Disparition

Mort de Jean Raspail, prophète du «grand remplacement»

Culte à l'extrême droite, son principal ouvrage, «Le camp des saints», décrit la submersion de l'Occident par une apocalypse migratoire.
par Dominique Albertini
publié le 13 juin 2020 à 17h30

Il avait donné, voilà presque un demi-siècle, une forme littéraire au spectre du «grand remplacement». Écrivain à la considérable influence sur les extrêmes droites occidentales, Jean Raspail est décédé ce samedi à Paris, à l'âge de 94 ans. Son roman le plus connu, Le camp des saints, peignait la submersion du monde blanc par des hordes de migrants. Écoulée à plusieurs dizaines de milliers d'exemplaires en France, cette fiction d'apocalypse s'était rapidement vue attribuer un statut culte et une valeur prophétique par les opposants à «l'immigration de masse». Hospitalisé à l'hôpital Henry-Dunant, l'écrivain, catholique traditionaliste et d'opinion monarchiste, avait reçu vendredi les derniers sacrements.

Auteur d'une quarantaine d'ouvrages, souvent inspirés par ses nombreux voyages autour du monde, Raspail avait achevé «d'un trait» en 1972 le Camp des saints, publié l'année suivante chez Robert Laffont. Le récit met en scène l'odyssée d'un million de migrants indiens, embarqués sur une flotte de fortune qui les conduit jusqu'aux côtes de Provence. Décrits comme une masse grouillante, infecte et meurtrière, les «envahisseurs» submergent en quelques mois la plus grande partie de l'Europe, imposant aux autochtones une humiliante colonisation à rebours.

Dans un style jugé inspiré par ses admirateurs, et par d'autres brutalement raciste, Raspail n'épargne au lecteur aucun des dégradants supplices infligés aux blancs. Il est vrai qu'il fait de ceux-ci les artisans de leur propre fin, décrivant les trahisons successives des élites morales, intellectuelles, politiques et militaires : ces dernières ferment les yeux, au nom d'un humanisme taré, à ce qui se révèle être une authentique invasion. «Nous mourrons lentement rongés de l'intérieur par des millions de microbes introduits dans notre corps», conclut tristement le narrateur du roman.
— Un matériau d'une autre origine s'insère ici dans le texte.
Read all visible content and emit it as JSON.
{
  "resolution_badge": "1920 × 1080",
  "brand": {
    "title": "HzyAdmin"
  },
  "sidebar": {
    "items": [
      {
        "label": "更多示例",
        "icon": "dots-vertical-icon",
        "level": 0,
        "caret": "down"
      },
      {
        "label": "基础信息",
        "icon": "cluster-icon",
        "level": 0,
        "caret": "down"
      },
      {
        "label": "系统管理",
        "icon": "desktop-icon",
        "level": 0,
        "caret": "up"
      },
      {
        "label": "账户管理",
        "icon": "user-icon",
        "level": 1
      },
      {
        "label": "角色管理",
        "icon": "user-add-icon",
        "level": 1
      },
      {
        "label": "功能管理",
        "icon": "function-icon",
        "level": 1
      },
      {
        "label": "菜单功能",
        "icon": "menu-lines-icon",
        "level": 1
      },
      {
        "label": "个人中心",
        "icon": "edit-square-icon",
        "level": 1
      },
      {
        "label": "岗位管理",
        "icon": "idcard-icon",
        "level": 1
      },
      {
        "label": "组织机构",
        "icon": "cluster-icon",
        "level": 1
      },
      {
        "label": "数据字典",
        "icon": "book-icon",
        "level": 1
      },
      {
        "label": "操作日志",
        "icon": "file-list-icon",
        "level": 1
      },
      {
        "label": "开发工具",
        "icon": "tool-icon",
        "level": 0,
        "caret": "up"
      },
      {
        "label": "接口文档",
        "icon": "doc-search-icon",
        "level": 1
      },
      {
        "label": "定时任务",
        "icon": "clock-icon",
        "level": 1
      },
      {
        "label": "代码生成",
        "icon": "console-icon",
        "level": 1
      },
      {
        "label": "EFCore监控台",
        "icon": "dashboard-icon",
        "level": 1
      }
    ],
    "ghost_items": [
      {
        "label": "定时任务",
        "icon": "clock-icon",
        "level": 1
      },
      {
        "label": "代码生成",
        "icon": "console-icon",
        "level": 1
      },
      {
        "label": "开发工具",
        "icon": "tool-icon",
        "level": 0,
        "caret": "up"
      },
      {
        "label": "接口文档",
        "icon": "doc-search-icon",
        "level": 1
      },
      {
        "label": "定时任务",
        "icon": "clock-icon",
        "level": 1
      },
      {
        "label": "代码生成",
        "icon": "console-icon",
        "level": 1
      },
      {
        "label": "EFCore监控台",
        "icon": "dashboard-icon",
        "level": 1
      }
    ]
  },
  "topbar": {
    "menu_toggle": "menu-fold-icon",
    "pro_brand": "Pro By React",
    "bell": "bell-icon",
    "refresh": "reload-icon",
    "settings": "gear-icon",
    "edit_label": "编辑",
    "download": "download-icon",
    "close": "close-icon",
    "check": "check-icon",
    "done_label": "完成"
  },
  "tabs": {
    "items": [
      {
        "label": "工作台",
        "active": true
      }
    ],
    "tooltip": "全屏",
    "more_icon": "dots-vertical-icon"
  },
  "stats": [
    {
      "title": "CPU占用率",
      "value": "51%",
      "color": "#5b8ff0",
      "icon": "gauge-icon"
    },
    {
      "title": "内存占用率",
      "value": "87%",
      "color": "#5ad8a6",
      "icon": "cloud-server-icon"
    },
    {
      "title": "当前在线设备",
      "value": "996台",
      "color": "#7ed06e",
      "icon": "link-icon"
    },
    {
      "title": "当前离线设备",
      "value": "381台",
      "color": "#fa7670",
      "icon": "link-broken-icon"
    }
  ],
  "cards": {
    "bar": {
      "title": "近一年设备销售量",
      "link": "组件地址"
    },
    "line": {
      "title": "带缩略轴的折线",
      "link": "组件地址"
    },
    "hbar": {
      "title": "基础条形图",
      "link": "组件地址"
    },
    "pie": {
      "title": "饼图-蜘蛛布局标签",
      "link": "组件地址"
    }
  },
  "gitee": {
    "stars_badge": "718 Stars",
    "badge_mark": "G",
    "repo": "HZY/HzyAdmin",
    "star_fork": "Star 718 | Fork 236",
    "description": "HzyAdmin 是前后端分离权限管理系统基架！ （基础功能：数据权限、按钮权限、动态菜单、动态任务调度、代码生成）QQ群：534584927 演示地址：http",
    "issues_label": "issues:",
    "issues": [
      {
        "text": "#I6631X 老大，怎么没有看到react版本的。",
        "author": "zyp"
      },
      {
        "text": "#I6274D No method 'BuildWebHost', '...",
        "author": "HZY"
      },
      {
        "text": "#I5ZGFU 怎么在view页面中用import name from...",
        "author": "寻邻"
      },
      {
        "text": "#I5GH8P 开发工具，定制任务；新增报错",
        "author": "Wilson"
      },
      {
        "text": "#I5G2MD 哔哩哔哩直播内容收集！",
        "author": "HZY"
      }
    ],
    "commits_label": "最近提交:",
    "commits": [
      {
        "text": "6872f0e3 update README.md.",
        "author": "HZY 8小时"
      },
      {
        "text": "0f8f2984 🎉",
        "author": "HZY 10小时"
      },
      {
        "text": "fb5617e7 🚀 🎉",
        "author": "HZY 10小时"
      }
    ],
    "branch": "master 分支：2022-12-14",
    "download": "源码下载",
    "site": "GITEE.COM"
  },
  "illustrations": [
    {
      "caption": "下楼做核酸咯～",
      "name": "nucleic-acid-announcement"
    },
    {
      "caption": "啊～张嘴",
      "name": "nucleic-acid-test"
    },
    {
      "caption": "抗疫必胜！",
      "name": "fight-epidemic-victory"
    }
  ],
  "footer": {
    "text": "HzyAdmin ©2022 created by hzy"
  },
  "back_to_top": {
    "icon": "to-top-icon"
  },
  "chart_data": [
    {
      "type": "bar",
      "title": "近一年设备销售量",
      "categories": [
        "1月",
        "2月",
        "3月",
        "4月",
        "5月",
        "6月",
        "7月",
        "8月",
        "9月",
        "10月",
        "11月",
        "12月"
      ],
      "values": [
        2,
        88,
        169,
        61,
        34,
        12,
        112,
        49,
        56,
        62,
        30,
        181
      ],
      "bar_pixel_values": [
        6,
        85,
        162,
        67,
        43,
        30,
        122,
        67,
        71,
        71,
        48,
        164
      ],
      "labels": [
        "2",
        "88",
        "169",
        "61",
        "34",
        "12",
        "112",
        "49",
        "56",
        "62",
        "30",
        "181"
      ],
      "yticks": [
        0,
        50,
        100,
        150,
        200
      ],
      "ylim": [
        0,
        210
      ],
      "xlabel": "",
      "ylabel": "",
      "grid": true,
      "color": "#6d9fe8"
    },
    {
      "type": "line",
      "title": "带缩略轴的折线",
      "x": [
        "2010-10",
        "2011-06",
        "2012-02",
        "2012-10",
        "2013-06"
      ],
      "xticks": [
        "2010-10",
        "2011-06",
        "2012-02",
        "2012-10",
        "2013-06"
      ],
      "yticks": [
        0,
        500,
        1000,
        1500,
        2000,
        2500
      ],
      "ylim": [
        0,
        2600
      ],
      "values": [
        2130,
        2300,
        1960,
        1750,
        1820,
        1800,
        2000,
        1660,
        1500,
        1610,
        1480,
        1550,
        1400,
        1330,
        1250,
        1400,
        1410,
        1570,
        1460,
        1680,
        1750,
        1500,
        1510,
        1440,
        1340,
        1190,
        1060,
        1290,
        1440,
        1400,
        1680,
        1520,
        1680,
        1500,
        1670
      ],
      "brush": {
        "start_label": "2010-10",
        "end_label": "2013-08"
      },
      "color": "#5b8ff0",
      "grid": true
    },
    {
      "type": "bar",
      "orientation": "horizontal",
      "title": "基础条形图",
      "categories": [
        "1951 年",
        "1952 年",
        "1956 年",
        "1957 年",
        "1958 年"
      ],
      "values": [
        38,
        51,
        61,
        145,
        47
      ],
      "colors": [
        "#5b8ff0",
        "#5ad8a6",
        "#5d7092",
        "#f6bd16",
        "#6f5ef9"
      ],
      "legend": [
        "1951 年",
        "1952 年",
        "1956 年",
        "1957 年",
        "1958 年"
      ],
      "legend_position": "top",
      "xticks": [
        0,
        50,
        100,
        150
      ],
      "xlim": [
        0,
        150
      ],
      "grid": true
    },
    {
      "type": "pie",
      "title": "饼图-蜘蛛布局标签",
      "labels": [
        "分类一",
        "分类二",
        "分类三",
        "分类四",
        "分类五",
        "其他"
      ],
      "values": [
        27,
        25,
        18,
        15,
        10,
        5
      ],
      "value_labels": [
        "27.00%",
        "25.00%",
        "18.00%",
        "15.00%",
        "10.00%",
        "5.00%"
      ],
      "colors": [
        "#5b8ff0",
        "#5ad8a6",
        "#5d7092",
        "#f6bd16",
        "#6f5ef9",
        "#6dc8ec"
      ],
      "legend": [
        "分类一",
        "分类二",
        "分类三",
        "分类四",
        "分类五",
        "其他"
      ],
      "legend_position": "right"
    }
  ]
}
Admiré par Steve Bannon et Marine Le Pen

Submersion migratoire, capitulation d'un Occident suicidaire : l'ouvrage porte à leur paroxysme tous les cauchemars de l'extrême droite et de certains milieux conservateurs. Vendu à 130 000 exemplaires en France depuis 1973, il a vu son audience dépasser largement les frontières nationales. Le président américain Ronald Reagan fut parmi ses lecteurs, de même que le théoricien du «choc des civilisations», Samuel Huntington. L'ex-conseiller de Donald Trump, Steve Bannon, avait fait du roman l'une de ses références. En France, Marine Le Pen confiait en 2015 le trouver «d'une acuité et d'une modernité incroyables», invitant les Français «à lire ou à relire» Raspail.

Écrit en 1973, sous une législation moins sévère en matière d'incitation à la haine, le livre n'a jamais fait l'objet d'aucune poursuite. Raspail a toutefois pris la peine d'insérer, en fin d'ouvrage, la liste des 87 passages qui pourraient lui valoir de telles procédures sous le régime actuel. Chez Robert Laffont, on jugeait en 2015 que l'ex-globe trotter «transpose simplement chez nous ce qu'il a vu dans d'autres contrées, des tribus qui se font avaler par d'autres». En 2011, au Figaro, ce monarchiste se désolait encore de voir «une grande part de notre jeunesse d'ores et déjà mutante, technologiquement, culturellement», et le «processus de métissage des corps entamé» par «l'instillation de gènes étrangers».

Ces opinions n'en avaient pas fait un proscrit littéraire. Il a été honoré de nombreux prix, dont le Grand prix du roman de l'Académie française en 1981 pour Moi, Antoine de Tounens, roi de Patagonie. Neuf voix lui avaient cependant manqué en 2 000 pour rejoindre les Immortels.

Pour plusieurs de ses admirateurs, le décès de l'écrivain alors que bat son plein le mouvement mondial Black lives matter est apparu, samedi, comme un angoissant signe des temps. Raspail «vient de rejoindre cet au-delà des mers si cher à son cœur, juste au moment où la barbarie raciste déferle sur notre civilisation». Pour le chroniqueur du Figaro, Ivan Rioufol, «Raspail est mort, la France n'arrive pas à respirer» - allusion au slogan antiraciste «I can't breathe». Tandis que Marine Le Pen a de nouveau invité ses amis à «(re)lire le Camp des Saints qui, au-delà d'évoquer avec une plume talentueuse les périls migratoires, avait […] décrit impitoyablement la soumission de nos élites».